Just Doesn't Feel Right

there are some things about grief, and how it manifests itself in my life, that i don't even notice until it's brought to my attention.

i had the "ah-ha!" moment in support group a few weeks ago. one of the other mothers in our group mentioned offhandedly that she hasn't really worn any color since her baby girl died. i hadn't even noticed. but it was true. every time i saw her, she was wearing black or gray. and you know what she said about it?

it wasn't really a conscious decision that i made, 
wearing color just didn't feel right.

hearing that, i may have very well gasped. like so many other times in our support group, i heard words only heard in my heart coming from her.

up until very recently, i hadn't really listened to music at all since noah died.

when i drove in the car, the radio stayed off. silence.

i had no idea of any new albums being released, let alone make any sort of effort to get my hands on them. completely out of touch in that whole, entire scene.

i don't even really know where i would find my iPod.

leading worship. listening to worship music. what was once a huge part of my life and my identity. gone.

this was not a conscience thing. i never said to myself. i'm just not going to listen to music anymore. that's that. it wasn't like deciding to become a vegetarian. i had no reasons or justifications. i obviously didn't even really notice it was happening.

music just didn't feel right. almost offensive even.
maybe i felt just too vulnerable. like salt on an open wound.

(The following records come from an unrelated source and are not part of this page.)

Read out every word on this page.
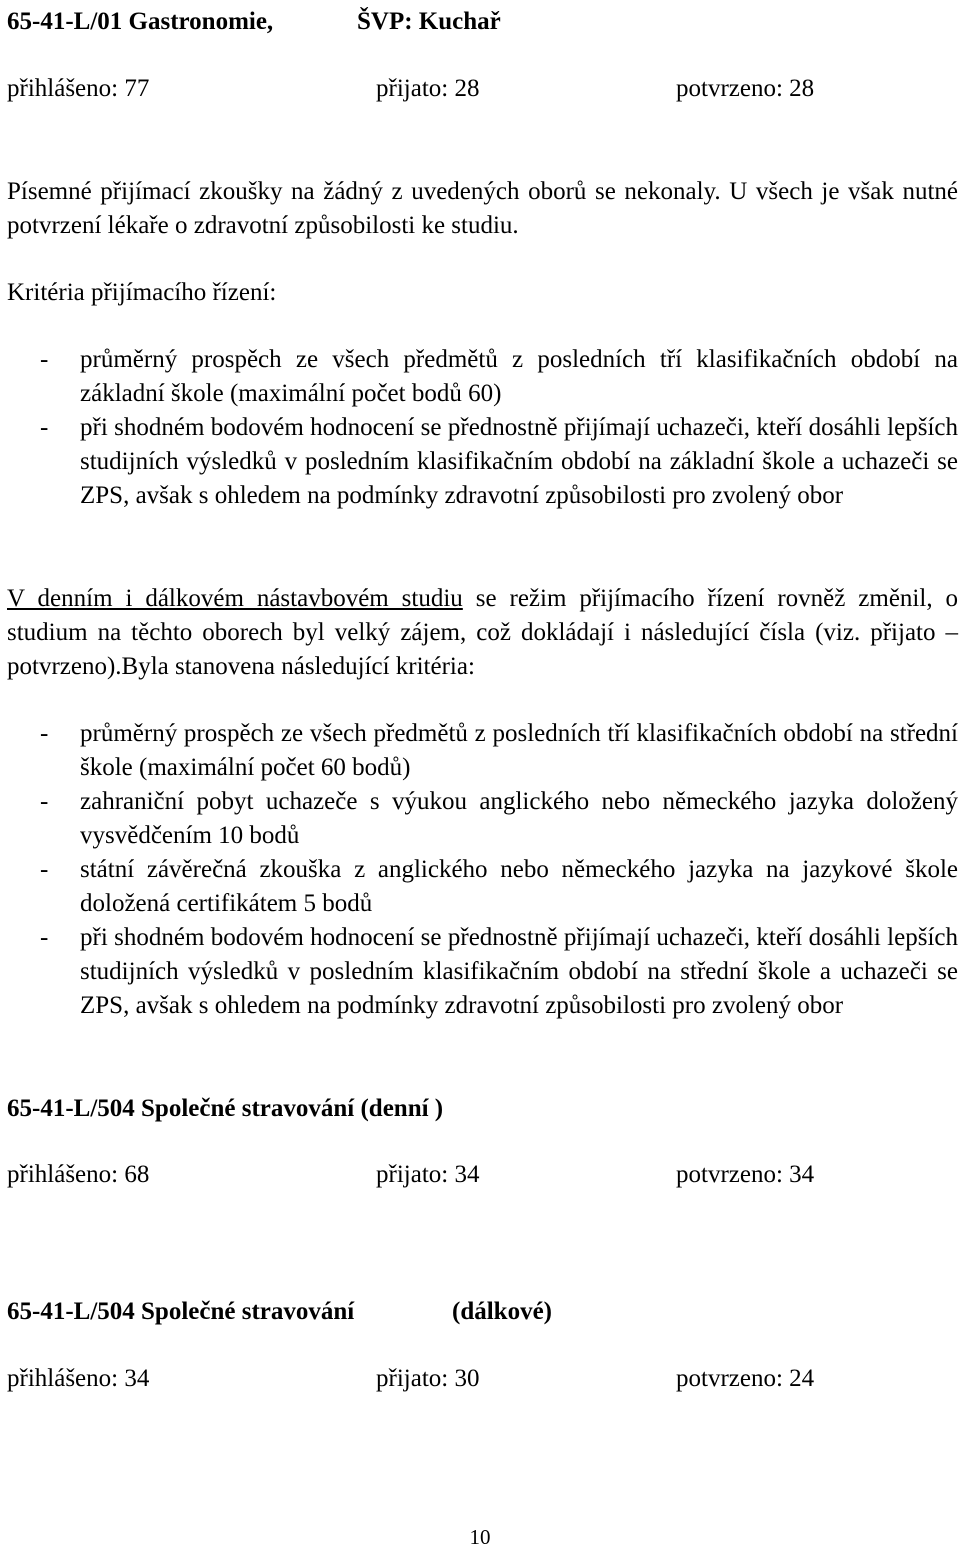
65-41-L/01 Gastronomie,	ŠVP: Kuchař
přihlášeno: 77	přijato: 28	potvrzeno: 28
Písemné přijímací zkoušky na žádný z uvedených oborů se nekonaly. U všech je však nutné potvrzení lékaře o zdravotní způsobilosti ke studiu.
Kritéria přijímacího řízení:
- průměrný prospěch ze všech předmětů z posledních tří klasifikačních období na základní škole (maximální počet bodů 60)
- při shodném bodovém hodnocení se přednostně přijímají uchazeči, kteří dosáhli lepších studijních výsledků v posledním klasifikačním období na základní škole a uchazeči se ZPS, avšak s ohledem na podmínky zdravotní způsobilosti pro zvolený obor
V denním i dálkovém nástavbovém studiu se režim přijímacího řízení rovněž změnil, o studium na těchto oborech byl velký zájem, což dokládají i následující čísla (viz. přijato – potvrzeno).Byla stanovena následující kritéria:
- průměrný prospěch ze všech předmětů z posledních tří klasifikačních období na střední škole (maximální počet 60 bodů)
- zahraniční pobyt uchazeče s výukou anglického nebo německého jazyka doložený vysvědčením 10 bodů
- státní závěrečná zkouška z anglického nebo německého jazyka na jazykové škole doložená certifikátem 5 bodů
- při shodném bodovém hodnocení se přednostně přijímají uchazeči, kteří dosáhli lepších studijních výsledků v posledním klasifikačním období na střední škole a uchazeči se ZPS, avšak s ohledem na podmínky zdravotní způsobilosti pro zvolený obor
65-41-L/504 Společné stravování (denní )
přihlášeno: 68	přijato: 34	potvrzeno: 34
65-41-L/504 Společné stravování	(dálkové)
přihlášeno: 34	přijato: 30	potvrzeno: 24
10
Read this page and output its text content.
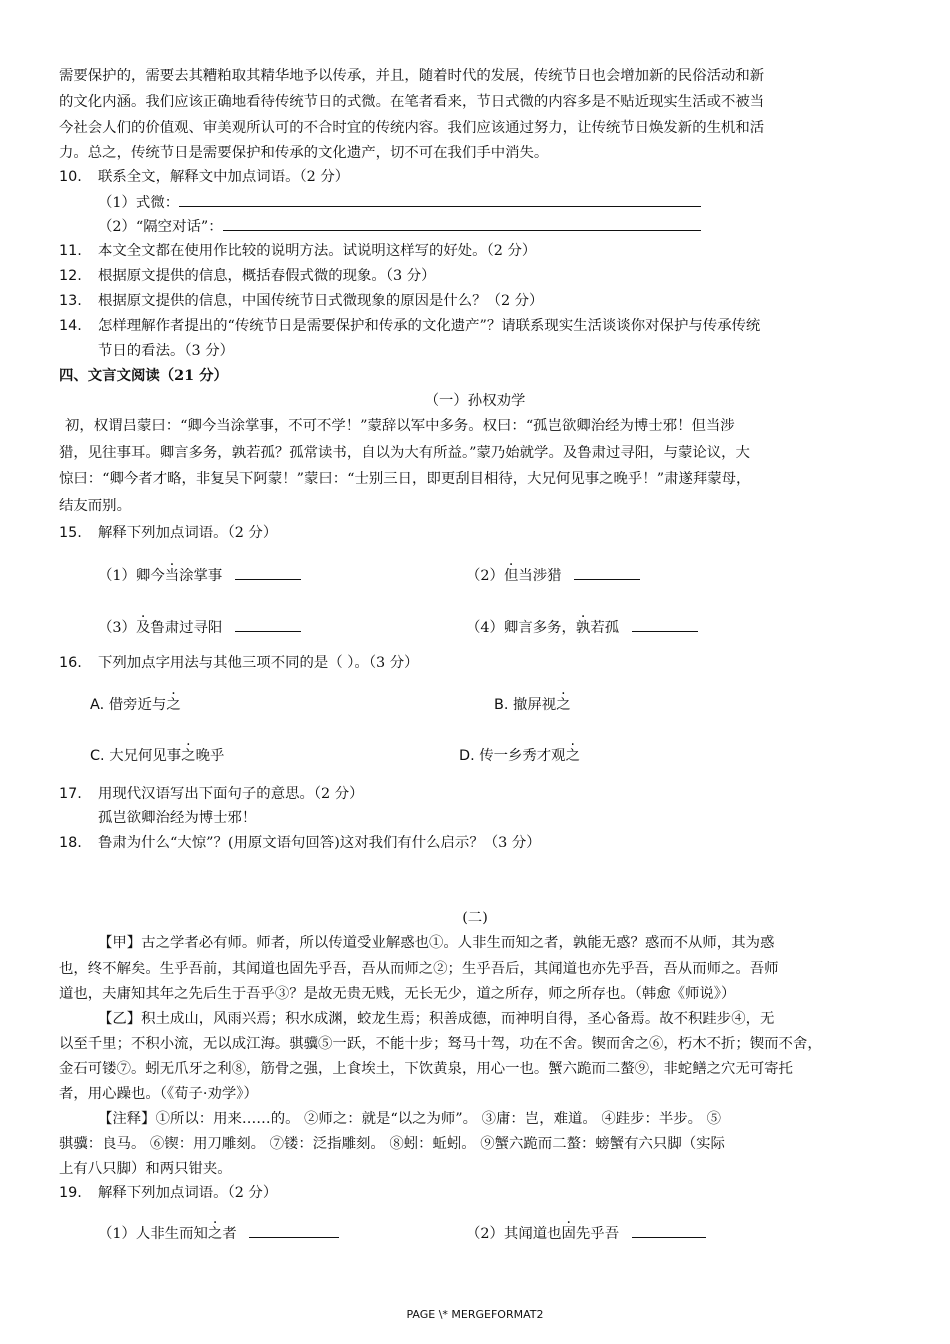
需要保护的，需要去其糟粕取其精华地予以传承，并且，随着时代的发展，传统节日也会增加新的民俗活动和新
的文化内涵。我们应该正确地看待传统节日的式微。在笔者看来，节日式微的内容多是不贴近现实生活或不被当
今社会人们的价值观、审美观所认可的不合时宜的传统内容。我们应该通过努力，让传统节日焕发新的生机和活
力。总之，传统节日是需要保护和传承的文化遗产，切不可在我们手中消失。
10. 联系全文，解释文中加点词语。（2 分）
（1）式微：
（2）“隔空对话”：
11. 本文全文都在使用作比较的说明方法。试说明这样写的好处。（2 分）
12. 根据原文提供的信息，概括春假式微的现象。（3 分）
13. 根据原文提供的信息，中国传统节日式微现象的原因是什么？（2 分）
14. 怎样理解作者提出的“传统节日是需要保护和传承的文化遗产”？请联系现实生活谈谈你对保护与传承传统
节日的看法。（3 分）
四、文言文阅读（21 分）
（一）孙权劝学
初，权谓吕蒙曰：“卿今当涂掌事，不可不学！”蒙辞以军中多务。权曰：“孤岂欲卿治经为博士邪！但当涉
猎，见往事耳。卿言多务，孰若孤？孤常读书，自以为大有所益。”蒙乃始就学。及鲁肃过寻阳，与蒙论议，大
惊曰：“卿今者才略，非复吴下阿蒙！”蒙曰：“士别三日，即更刮目相待，大兄何见事之晚乎！”肃遂拜蒙母，
结友而别。
15. 解释下列加点词语。（2 分）
（1）卿今当涂掌事	（2）但当涉猎
（3）及鲁肃过寻阳	（4）卿言多务，孰若孤
16. 下列加点字用法与其他三项不同的是（ ）。（3 分）
A. 借旁近与之	B. 撤屏视之
C. 大兄何见事之晚乎	D. 传一乡秀才观之
17. 用现代汉语写出下面句子的意思。（2 分）
孤岂欲卿治经为博士邪！
18. 鲁肃为什么“大惊”？(用原文语句回答)这对我们有什么启示？（3 分）
(二)
【甲】古之学者必有师。师者，所以传道受业解惑也①。人非生而知之者，孰能无惑？惑而不从师，其为惑
也，终不解矣。生乎吾前，其闻道也固先乎吾，吾从而师之②；生乎吾后，其闻道也亦先乎吾，吾从而师之。吾师
道也，夫庸知其年之先后生于吾乎③？是故无贵无贱，无长无少，道之所存，师之所存也。（韩愈《师说》）
【乙】积土成山，风雨兴焉；积水成渊，蛟龙生焉；积善成德，而神明自得，圣心备焉。故不积跬步④，无
以至千里；不积小流，无以成江海。骐骥⑤一跃，不能十步；驽马十驾，功在不舍。锲而舍之⑥，朽木不折；锲而不舍，
金石可镂⑦。蚓无爪牙之利⑧，筋骨之强，上食埃土，下饮黄泉，用心一也。蟹六跪而二螯⑨，非蛇鳝之穴无可寄托
者，用心躁也。（《荀子·劝学》）
【注释】①所以：用来……的。 ②师之：就是“以之为师”。 ③庸：岂，难道。 ④跬步：半步。 ⑤
骐骥：良马。 ⑥锲：用刀雕刻。 ⑦镂：泛指雕刻。 ⑧蚓：蚯蚓。 ⑨蟹六跪而二螯：螃蟹有六只脚（实际
上有八只脚）和两只钳夹。
19. 解释下列加点词语。（2 分）
（1）人非生而知之者	（2）其闻道也固先乎吾
PAGE \* MERGEFORMAT2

grief is so weird. it changes you. changes you in ways that most of time you don't understand.

as i've been thinking about it... like, what in the world? why did she stop wearing color? why did i stop listening to music? i'm pretty sure it comes down to how we experience life's beauty. for whatever reason. and how we are physically unable to, in certain ways, when we are literally heartbroken. i guess our souls make decisions for us sometimes when we're trying to survive.

simply said - it's just not as easy to experience joy now. at least not in the ways it once was experienced, before our worlds were shaken off their axis. and in the places where sweetness and light naturally show up in life (ie. color or music) - grief does what it does. and smothers joy wherever it can.

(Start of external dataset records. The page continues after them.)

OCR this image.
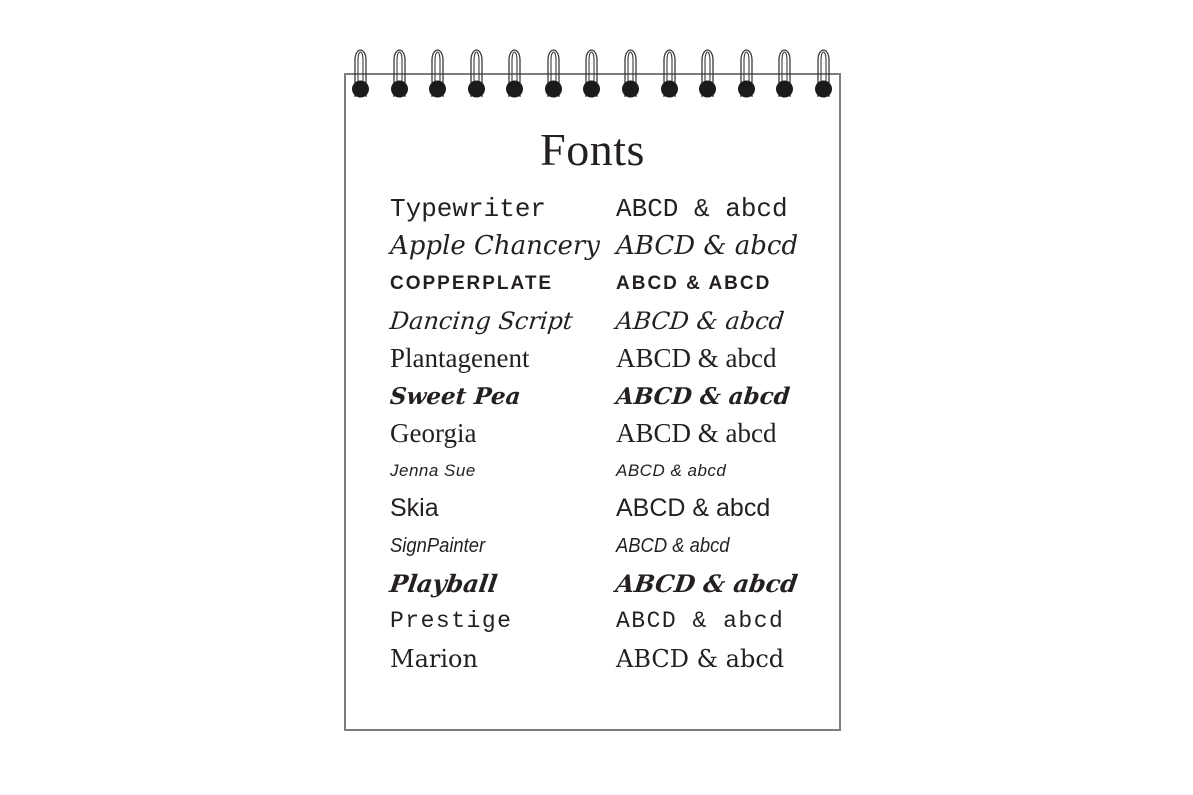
Fonts
Typewriter	ABCD & abcd
Apple Chancery ABCD & abcd
COPPERPLATE	ABCD & ABCD
Dancing Script	ABCD & abcd
Plantagenent	ABCD & abcd
Sweet Pea	ABCD & abcd
Georgia	ABCD & abcd
Jenna Sue	ABCD & abcd
Skia	ABCD & abcd
SignPainter	ABCD & abcd
Playball	ABCD & abcd
Prestige	ABCD & abcd
Marion	ABCD & abcd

i still have joy. it's just different. it looks different. feels way different.

because i'm different.

when a woman buries her child, 
everything she does is colored by that experience.
there's a hole in her soul that changes who she is.
-iyanla vanzant



***

lately, by some miracle, music has quietly, without fanfare, crept back onto the scene.

sufjan stevens' carrie & lowell,
mumford and sons' wilder mind,
bethel's we will not be shaken...

they're speaking my language.

dark. often mysterious. with rays of hope.

as is my soul.

2 comments:

  1. And in a connectedness that I wonder over, your heart that is tied to mine, sings sweet words that are balm to my wounds. I love you.